As far as I can tell, it isn't.

This is made worse in a very direct way by the fact that as far as I can tell, to create an SMT will require you to invest your own STEEM to cover the initial offering. The entire system smacks a little bit of a pyramid scheme or Amway MLM, in that you must invest STEEM in order to create the SMT and its pool of tokens, in order to have the chance to offer those tokens to other people for some sort of exchangeable value in the hopes that you will make enough back overall to cover the initial investment and some profit.

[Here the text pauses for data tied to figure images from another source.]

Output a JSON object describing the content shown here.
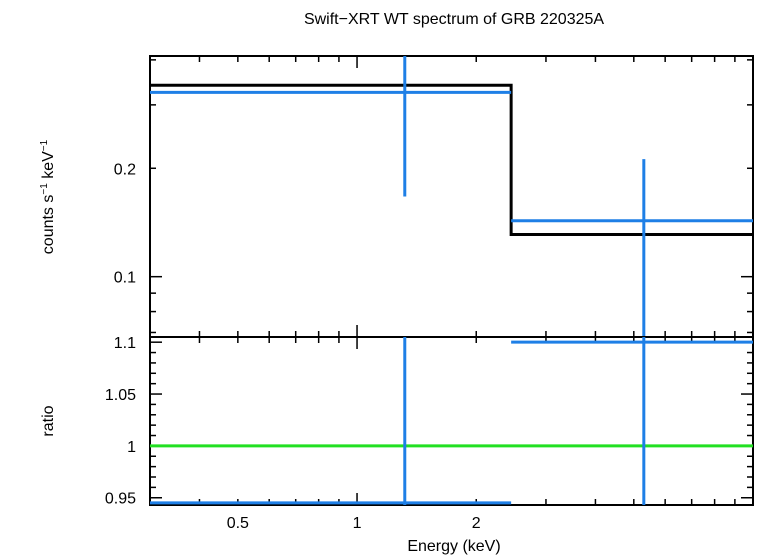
{
  "chart_data": [
    {
      "type": "scatter",
      "panel": "spectrum",
      "title": "Swift−XRT WT spectrum of GRB 220325A",
      "ylabel": "counts s",
      "ylabel_exp1": "−1",
      "ylabel_mid": " keV",
      "ylabel_exp2": "−1",
      "xscale": "log",
      "yscale": "log",
      "xlim": [
        0.3,
        10
      ],
      "ylim": [
        0.068,
        0.41
      ],
      "y_ticks": [
        {
          "value": 0.1,
          "label": "0.1"
        },
        {
          "value": 0.2,
          "label": "0.2"
        }
      ],
      "series": [
        {
          "role": "data",
          "color": "#1e7fe6",
          "points": [
            {
              "x": 1.32,
              "x_low": 0.3,
              "x_high": 2.45,
              "y": 0.325,
              "y_low": 0.167,
              "y_high": 0.41
            },
            {
              "x": 5.3,
              "x_low": 2.45,
              "x_high": 10,
              "y": 0.143,
              "y_low": 0.068,
              "y_high": 0.212
            }
          ]
        },
        {
          "role": "model",
          "type": "step",
          "color": "#000000",
          "bins": [
            {
              "x_low": 0.3,
              "x_high": 2.45,
              "y": 0.34
            },
            {
              "x_low": 2.45,
              "x_high": 10,
              "y": 0.131
            }
          ]
        }
      ]
    },
    {
      "type": "scatter",
      "panel": "ratio",
      "ylabel": "ratio",
      "xlabel": "Energy (keV)",
      "xscale": "log",
      "xlim": [
        0.3,
        10
      ],
      "ylim": [
        0.943,
        1.105
      ],
      "x_ticks": [
        {
          "value": 0.5,
          "label": "0.5"
        },
        {
          "value": 1,
          "label": "1"
        },
        {
          "value": 2,
          "label": "2"
        }
      ],
      "y_ticks": [
        {
          "value": 0.95,
          "label": "0.95"
        },
        {
          "value": 1.0,
          "label": "1"
        },
        {
          "value": 1.05,
          "label": "1.05"
        },
        {
          "value": 1.1,
          "label": "1.1"
        }
      ],
      "reference_line": {
        "y": 1,
        "color": "#22e022"
      },
      "series": [
        {
          "role": "data",
          "color": "#1e7fe6",
          "points": [
            {
              "x": 1.32,
              "x_low": 0.3,
              "x_high": 2.45,
              "y": 0.945,
              "y_low": 0.943,
              "y_high": 1.105
            },
            {
              "x": 5.3,
              "x_low": 2.45,
              "x_high": 10,
              "y": 1.1,
              "y_low": 0.943,
              "y_high": 1.105
            }
          ]
        }
      ]
    }
  ]
}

This is over and above the question of who is going to implement the software interface for you and your users to keep up with what they're actually doing with your SMT. That is not the job of the Steem blockchain. That's your job, and it involves setting up, at the bare minimum, a website with what might as well be a witness node, interfacing between the blockchain and your more mundane database tasks for actually doing your business and fronting with the users, and all of that is on your own time – over and above what you invested to get the SMT going in the first place.

Why would anyone do that?

Seriously. Why would anyone do that?

I've looked at Steem Engine tokens and I can't work out how anybody can afford to set one up for the amount of traffic that they end up getting. Tribes have the same problem as SMT; it just makes no sense given that the necessary overhead of the initial Steem investment to implement that. It is much cheaper and more reasonable, painful as it is to say, to build a website that filters Steem blockchain content to whatever your personal choice of community is and simply use the standard STEEM voting and reward system with your own simpler database riding alongside it to track user activity as you will. And if you've already gone that far, you might as well go ahead and implement some other really useful and necessary social media platform tools.

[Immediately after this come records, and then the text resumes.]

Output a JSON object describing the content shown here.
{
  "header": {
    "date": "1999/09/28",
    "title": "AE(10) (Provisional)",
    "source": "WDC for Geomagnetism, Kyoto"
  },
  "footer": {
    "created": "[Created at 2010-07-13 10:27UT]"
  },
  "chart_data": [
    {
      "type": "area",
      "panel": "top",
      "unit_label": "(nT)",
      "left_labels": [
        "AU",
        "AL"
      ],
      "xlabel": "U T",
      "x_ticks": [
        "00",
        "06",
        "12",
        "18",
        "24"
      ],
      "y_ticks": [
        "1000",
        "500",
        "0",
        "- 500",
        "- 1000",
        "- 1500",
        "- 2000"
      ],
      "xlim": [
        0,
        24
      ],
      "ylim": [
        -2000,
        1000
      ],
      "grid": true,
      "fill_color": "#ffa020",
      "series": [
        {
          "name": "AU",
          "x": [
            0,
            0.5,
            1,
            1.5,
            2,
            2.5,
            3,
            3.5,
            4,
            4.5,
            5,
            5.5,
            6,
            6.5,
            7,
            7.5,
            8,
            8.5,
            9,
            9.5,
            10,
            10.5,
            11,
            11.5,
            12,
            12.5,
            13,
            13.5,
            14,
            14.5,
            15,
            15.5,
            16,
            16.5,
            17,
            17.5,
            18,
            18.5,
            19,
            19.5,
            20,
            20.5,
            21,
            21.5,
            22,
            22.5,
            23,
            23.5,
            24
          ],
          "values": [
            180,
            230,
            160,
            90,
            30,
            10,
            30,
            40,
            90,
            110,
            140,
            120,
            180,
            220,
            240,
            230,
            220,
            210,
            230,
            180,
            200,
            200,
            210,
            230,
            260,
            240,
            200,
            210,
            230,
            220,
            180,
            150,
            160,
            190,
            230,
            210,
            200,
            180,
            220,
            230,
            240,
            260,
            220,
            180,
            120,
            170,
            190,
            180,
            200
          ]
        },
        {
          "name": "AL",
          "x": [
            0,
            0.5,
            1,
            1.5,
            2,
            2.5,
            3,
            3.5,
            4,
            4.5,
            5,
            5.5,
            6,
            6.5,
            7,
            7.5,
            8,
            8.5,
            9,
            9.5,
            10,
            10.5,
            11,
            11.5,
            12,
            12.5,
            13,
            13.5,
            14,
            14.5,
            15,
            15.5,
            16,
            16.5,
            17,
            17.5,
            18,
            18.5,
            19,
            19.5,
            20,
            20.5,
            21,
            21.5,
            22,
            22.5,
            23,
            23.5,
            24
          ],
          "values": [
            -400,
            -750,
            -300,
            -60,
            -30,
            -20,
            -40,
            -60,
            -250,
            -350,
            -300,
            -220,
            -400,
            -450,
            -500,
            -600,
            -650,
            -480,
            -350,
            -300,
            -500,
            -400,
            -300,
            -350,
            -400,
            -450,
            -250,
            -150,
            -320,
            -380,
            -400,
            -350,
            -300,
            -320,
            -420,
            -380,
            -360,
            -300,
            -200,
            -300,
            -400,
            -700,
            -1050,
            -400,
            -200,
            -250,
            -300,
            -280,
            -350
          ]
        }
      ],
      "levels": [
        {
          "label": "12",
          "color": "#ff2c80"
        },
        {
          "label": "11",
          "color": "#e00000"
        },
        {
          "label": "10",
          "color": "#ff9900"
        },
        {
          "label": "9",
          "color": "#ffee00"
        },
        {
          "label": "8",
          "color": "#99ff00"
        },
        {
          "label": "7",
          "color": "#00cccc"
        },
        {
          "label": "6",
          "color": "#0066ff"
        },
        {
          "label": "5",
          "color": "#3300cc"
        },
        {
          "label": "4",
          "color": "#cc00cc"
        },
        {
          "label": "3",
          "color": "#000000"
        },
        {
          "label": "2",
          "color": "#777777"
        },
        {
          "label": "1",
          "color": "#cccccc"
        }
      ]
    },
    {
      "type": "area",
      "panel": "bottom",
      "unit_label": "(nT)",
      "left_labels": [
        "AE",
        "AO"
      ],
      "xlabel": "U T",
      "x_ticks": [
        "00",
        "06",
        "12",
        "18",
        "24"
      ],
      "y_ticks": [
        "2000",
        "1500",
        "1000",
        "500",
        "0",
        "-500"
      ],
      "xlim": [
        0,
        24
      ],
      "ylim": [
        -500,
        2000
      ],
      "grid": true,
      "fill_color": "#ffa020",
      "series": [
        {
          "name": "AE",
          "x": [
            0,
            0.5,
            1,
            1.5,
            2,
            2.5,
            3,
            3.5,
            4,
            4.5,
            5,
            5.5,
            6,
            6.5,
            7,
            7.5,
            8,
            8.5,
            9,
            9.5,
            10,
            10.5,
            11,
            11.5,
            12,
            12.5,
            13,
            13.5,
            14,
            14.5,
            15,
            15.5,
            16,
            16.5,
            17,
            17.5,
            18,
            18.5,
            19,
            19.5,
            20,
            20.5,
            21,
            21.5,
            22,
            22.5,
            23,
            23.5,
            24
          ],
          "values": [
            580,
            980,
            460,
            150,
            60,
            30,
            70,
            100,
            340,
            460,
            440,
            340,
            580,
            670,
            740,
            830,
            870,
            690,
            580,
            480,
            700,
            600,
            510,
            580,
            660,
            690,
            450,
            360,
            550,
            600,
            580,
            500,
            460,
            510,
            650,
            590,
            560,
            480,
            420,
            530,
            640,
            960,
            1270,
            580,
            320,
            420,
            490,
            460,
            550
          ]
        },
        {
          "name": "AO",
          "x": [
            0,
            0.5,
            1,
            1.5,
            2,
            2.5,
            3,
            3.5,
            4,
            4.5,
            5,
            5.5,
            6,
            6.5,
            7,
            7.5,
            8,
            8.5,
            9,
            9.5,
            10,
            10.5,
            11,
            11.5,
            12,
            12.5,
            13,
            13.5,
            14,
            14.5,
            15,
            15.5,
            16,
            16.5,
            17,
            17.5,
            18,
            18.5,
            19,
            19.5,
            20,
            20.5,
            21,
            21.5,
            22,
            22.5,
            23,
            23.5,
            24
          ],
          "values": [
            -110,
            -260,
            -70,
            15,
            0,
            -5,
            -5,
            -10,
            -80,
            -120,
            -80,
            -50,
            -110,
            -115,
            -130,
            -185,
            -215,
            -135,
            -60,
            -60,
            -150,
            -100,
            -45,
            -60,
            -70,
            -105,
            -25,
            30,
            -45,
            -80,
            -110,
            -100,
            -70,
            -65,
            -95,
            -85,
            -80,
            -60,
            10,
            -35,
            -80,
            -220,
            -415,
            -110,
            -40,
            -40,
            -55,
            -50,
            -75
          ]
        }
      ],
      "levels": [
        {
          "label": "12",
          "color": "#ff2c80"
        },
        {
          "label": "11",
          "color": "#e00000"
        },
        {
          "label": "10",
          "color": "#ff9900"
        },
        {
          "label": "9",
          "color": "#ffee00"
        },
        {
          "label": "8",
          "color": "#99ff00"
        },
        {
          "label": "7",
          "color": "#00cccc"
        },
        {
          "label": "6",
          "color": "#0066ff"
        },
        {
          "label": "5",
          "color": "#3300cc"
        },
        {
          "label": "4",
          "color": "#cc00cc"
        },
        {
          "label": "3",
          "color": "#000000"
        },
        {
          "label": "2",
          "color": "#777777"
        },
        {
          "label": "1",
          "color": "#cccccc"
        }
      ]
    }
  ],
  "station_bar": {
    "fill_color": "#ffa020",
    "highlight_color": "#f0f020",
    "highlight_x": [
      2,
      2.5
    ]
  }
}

I'm not saying that giving people a discount on your content isn't a good promotional move, I'm just pointing out that no SMT – no token – is going to be useful in that context because it doesn't provide value to either you or the users, and that's just the nature of doing business.

If you want to have more market penetration, make it easier for people to give money to you and not harder for people to give you money. Make it easier and faster to get money and you will get more money. Creating a roadblock won't help, and SMTs are a roadblock.

(If people really wanted to get more value pumping into STEEM, they would blow off all this SMT and Tribes stuff and convince OpenBazaar to put in the time and effort to take STEEM as a tradable token for goods and services alongside Bitcoin, Ethereum, Monero and the rest. Then people could actually buy and sell using STEEM as a currency. As long as the Steem blockchain is obsessed with valuing itself and not connecting that value to external things and players, it will remain relatively valueless outside of pump and dump.)

Sort:  

to take STEEM as a tradable token for goods and services alongside Bitcoin, Ethereum, Monero and the rest. Then people could actually buy and sell using STEEM as a currency. As long as the Steem blockchain is obsessed with valuing itself and not connecting that value to external things and players, it will remain relatively valueless outside of pump and dump.)

I have reached the same conclusion.

I don't really know where SMT is going, there is talk of a token for companies. The adoption of SMT by companies will not be easy if it goes the same way. Inflation and without a wide market of the real economy that accepts it as a means of payment.

The current model of the cryptocurrency including steem does not have enough architecture to achieve get mass adoption as a means of payment. I think these are the first steps with successes and mistakes, there is still a long way to go. Many things in this model will have to be adjusted over time so that these tokens can achieve it.

Loading...

Well, all this makes enormous sense to me. Many of my questions asked and answered. Thank you.